Аспасия куснула его за ухо.
— Кто бы толковал об иноземцах! Может, ты перестанешь рассматривать этот вопрос со всех возможных сторон?
— Не перестану.
Она уселась ему на колени, прямо на книгу. Он принял ее в свои уютные объятия, и в глазах его появился озорной блеск. Она обрадовалась этому, но все равно сказала:
— Феофано — это единственный разумный выбор. Со времени смерти великого Оттона она была императрицей не только по титулу; она знает, что и как нужно делать в его империи. Что может противопоставить этому Генрих?

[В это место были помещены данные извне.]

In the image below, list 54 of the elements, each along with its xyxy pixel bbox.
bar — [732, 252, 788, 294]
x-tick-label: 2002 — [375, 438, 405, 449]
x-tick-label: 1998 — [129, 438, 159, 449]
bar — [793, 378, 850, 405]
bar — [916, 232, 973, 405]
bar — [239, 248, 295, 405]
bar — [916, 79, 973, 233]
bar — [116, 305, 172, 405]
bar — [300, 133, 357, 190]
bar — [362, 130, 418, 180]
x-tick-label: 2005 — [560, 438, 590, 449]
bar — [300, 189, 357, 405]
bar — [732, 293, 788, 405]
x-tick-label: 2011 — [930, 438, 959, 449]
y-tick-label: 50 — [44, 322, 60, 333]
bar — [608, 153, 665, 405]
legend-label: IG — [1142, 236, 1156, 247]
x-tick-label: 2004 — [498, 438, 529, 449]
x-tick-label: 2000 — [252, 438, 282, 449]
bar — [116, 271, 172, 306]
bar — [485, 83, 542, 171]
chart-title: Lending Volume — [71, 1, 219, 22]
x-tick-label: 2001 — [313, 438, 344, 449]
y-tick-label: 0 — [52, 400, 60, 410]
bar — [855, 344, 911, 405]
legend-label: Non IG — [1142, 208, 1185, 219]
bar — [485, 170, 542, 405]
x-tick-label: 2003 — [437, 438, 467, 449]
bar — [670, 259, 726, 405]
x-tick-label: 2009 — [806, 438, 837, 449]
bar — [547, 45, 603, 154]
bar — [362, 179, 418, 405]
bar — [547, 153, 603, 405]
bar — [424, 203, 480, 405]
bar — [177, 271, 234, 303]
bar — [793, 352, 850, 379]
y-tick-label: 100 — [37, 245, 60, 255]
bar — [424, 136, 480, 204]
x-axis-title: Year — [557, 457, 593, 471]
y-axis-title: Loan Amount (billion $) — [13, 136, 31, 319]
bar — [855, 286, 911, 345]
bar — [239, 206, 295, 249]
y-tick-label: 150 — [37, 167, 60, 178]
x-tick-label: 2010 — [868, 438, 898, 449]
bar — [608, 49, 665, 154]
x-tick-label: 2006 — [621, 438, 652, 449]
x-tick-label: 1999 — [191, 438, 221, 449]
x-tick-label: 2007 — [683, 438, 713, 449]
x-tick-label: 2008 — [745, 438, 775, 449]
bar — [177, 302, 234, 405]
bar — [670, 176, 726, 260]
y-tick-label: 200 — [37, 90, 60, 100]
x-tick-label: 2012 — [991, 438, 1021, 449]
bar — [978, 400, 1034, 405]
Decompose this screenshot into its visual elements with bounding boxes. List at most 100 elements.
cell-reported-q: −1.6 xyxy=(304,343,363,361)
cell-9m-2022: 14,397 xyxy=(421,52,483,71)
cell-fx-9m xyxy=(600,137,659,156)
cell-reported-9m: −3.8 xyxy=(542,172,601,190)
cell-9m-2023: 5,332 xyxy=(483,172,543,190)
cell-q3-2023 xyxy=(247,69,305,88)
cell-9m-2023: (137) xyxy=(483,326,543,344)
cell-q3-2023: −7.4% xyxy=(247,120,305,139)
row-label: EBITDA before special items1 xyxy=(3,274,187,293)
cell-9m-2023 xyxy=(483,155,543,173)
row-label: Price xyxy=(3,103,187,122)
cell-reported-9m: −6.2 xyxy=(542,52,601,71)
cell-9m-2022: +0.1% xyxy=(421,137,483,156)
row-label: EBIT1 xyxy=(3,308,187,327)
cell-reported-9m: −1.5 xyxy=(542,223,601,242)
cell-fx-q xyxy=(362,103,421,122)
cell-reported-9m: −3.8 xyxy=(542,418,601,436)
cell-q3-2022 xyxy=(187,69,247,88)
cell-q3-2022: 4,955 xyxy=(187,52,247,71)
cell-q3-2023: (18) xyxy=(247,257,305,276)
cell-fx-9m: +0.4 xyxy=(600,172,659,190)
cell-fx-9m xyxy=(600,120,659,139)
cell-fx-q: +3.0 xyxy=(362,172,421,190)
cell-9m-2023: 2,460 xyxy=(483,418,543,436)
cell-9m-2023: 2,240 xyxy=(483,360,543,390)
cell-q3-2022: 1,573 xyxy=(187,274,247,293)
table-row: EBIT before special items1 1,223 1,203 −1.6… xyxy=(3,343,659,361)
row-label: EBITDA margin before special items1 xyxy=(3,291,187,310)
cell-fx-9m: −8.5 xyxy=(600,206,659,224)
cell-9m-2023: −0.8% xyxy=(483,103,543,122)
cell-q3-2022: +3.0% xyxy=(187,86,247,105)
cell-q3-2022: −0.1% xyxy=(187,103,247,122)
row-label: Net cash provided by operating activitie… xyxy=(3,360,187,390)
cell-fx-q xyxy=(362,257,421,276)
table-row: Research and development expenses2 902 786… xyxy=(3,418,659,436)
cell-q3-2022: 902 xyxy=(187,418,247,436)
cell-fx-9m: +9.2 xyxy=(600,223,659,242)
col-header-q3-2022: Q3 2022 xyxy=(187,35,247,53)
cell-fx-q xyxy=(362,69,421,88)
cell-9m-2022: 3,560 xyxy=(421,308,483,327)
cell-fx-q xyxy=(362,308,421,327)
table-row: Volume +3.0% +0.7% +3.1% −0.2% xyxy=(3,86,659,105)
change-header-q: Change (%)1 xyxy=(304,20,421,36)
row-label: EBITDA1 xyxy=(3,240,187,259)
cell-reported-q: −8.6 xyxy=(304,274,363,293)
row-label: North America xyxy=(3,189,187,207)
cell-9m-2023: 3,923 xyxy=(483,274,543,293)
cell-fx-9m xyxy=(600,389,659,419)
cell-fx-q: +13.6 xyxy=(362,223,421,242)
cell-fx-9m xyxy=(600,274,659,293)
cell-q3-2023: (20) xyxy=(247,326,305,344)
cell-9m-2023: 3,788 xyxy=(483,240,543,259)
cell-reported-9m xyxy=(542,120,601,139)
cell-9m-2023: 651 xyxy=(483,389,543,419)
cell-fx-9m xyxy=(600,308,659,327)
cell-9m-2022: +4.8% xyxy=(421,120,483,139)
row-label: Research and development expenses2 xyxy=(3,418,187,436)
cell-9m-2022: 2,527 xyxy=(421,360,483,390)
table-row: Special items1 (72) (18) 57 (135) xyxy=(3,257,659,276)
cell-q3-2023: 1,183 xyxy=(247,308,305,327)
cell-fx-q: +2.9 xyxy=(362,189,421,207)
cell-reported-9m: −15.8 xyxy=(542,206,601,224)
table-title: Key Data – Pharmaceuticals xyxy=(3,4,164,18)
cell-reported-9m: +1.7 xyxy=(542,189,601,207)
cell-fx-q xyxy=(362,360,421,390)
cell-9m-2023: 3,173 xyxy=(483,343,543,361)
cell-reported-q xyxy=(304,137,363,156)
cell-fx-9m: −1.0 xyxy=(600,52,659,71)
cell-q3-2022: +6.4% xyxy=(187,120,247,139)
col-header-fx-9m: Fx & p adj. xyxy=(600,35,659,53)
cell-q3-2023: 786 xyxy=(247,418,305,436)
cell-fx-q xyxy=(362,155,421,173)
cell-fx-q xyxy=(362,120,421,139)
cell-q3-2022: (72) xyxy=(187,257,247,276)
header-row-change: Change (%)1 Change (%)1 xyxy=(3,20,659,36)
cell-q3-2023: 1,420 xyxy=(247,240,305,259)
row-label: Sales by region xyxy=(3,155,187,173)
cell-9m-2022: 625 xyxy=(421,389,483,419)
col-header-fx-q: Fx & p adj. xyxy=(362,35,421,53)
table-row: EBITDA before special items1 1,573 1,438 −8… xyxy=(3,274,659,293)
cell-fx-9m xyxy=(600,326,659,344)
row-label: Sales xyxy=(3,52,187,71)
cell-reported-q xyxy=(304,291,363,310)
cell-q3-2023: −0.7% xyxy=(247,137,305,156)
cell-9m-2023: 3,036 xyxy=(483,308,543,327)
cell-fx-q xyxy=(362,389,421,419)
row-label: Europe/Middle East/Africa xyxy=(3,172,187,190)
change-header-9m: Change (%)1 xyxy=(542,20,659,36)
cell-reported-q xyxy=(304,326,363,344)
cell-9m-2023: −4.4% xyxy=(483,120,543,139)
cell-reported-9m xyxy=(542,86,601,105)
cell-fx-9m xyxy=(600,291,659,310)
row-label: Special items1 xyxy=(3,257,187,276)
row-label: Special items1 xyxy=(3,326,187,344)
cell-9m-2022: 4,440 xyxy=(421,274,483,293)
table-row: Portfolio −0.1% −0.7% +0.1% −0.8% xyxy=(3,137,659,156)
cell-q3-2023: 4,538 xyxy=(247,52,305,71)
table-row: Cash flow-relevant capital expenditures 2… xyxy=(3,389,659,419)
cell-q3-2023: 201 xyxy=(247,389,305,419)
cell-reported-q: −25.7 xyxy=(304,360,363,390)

Происхождение, мужской пол и славу изменника.
— Для многих происхождения и пола будет достаточно, а об измене совет может и не вспоминать. Его величество выбрал неудачное время, чтобы умереть: восток, словно сухое дерево, только и дожидается искры, чтобы вспыхнуть, и юг наступает, и Италия беспокойна больше обычного. Империи нужен регент, который поведет армии на войну.
— Есть много военачальников, — возразила Аспасия, — а Феофано знает, как управлять ими.
— Ее величество, к сожалению, женщина, — сказал Исмаил.
Аспасия резко выпрямилась. Он охнул. Она больно ткнула его локтем. Она смотрела на него хмуро:
— Знаешь, что я думаю? Я думаю, что все эти разговоры о женской слабости ничего не стоят. Так, сотрясение воздуха. Мужчины лгут, чтобы потешить свое тщеславие.
— Может быть, ты возьмешь меч и пойдешь воевать?
— Священники тоже не воюют, — отвечала она. — Что в том, что она женщина? Она стоит десятерых таких, как братец Генрих вместе со всем советом.
— Это верно, — согласился он. — Но мужчины тщеславны, как ты говоришь, а у христианских мужчин здравого смысла еще меньше, чем у других. Если бы они просто подчинялись природе, как и задумал Бог, без всех этих нелепых девственниц и мучеников…
Она прервала его поцелуем. Когда она отодвинулась, он скривил гримасу. Она покачала головой, сдерживая улыбку:
— Горе моей душе: я почти поверила тебе.
— Твоя душа была бы в безопасности, если бы ты приняла ислам.
Он говорил без фанатизма, но с полной уверенностью. Она смотрела на его лицо и думала, какое оно темное, с какими резкими и чуждыми чертами, и какое любимое.
— Прошло столько времени, — сказала она, — а ты мне еще не надоел. Ты только подумай, как это странно.
— Очень странно, — согласился он, — и просто невероятно. Говорят, страсть слабеет. Я говорю это молодым женщинам, которые приходят ко мне со своими большими животами и плачут, что мужчины, которые эти животы наполнили, давно безвозвратно исчезли.
— Может быть, ее именно это и убивает, — сказала Аспасия, — дети.
Она сказала это почти небрежно. Эта ее боль была теперь такой далекой, совсем забытой. У нее теперь были дети Феофано, которые требовали любви и заботы. Феофано часто говорила, что этих детей им вполне хватит на двоих.
Аспасия притянула к себе Исмаила с неожиданной силой:
— Я никогда не разлюблю тебя, — сказала она. — Даже когда доживу до ста лет, и у меня выпадут все зубы, и я стану настоящим пугалом. Ты будешь меня любить тогда? Такую старую уродину, какой я стану?
— Едва ли я буду выглядеть лучше, — заметил он, — в свои сто одиннадцать лет. — Он улыбнулся своей редкой белозубой улыбкой. — Я буду любить тебя всю жизнь. А когда мы умрем, если Бог будет милостив, мы проснемся в раю и будем радоваться вместе целую вечность.
— Радостно скандаля, — сказала она, — и изредка мирясь для разнообразия.
— И для любви, — добавил он, — мы будем ей предаваться так часто и долго, как нам захочется, и так будет всегда и без конца.
И он подтвердил свои слова опытным путем. И как всегда, она была счастлива. Когда она была способна оценивать свое счастье, она думала, что это примерно то, что обещает мусульманский рай. Попасть в него было не очень трудно, и там явно не будет скучно. Такие мысли, грешные и еретические, частенько посещали ее. Может быть, она и заслуживала вечного проклятия, но это ее не волновало.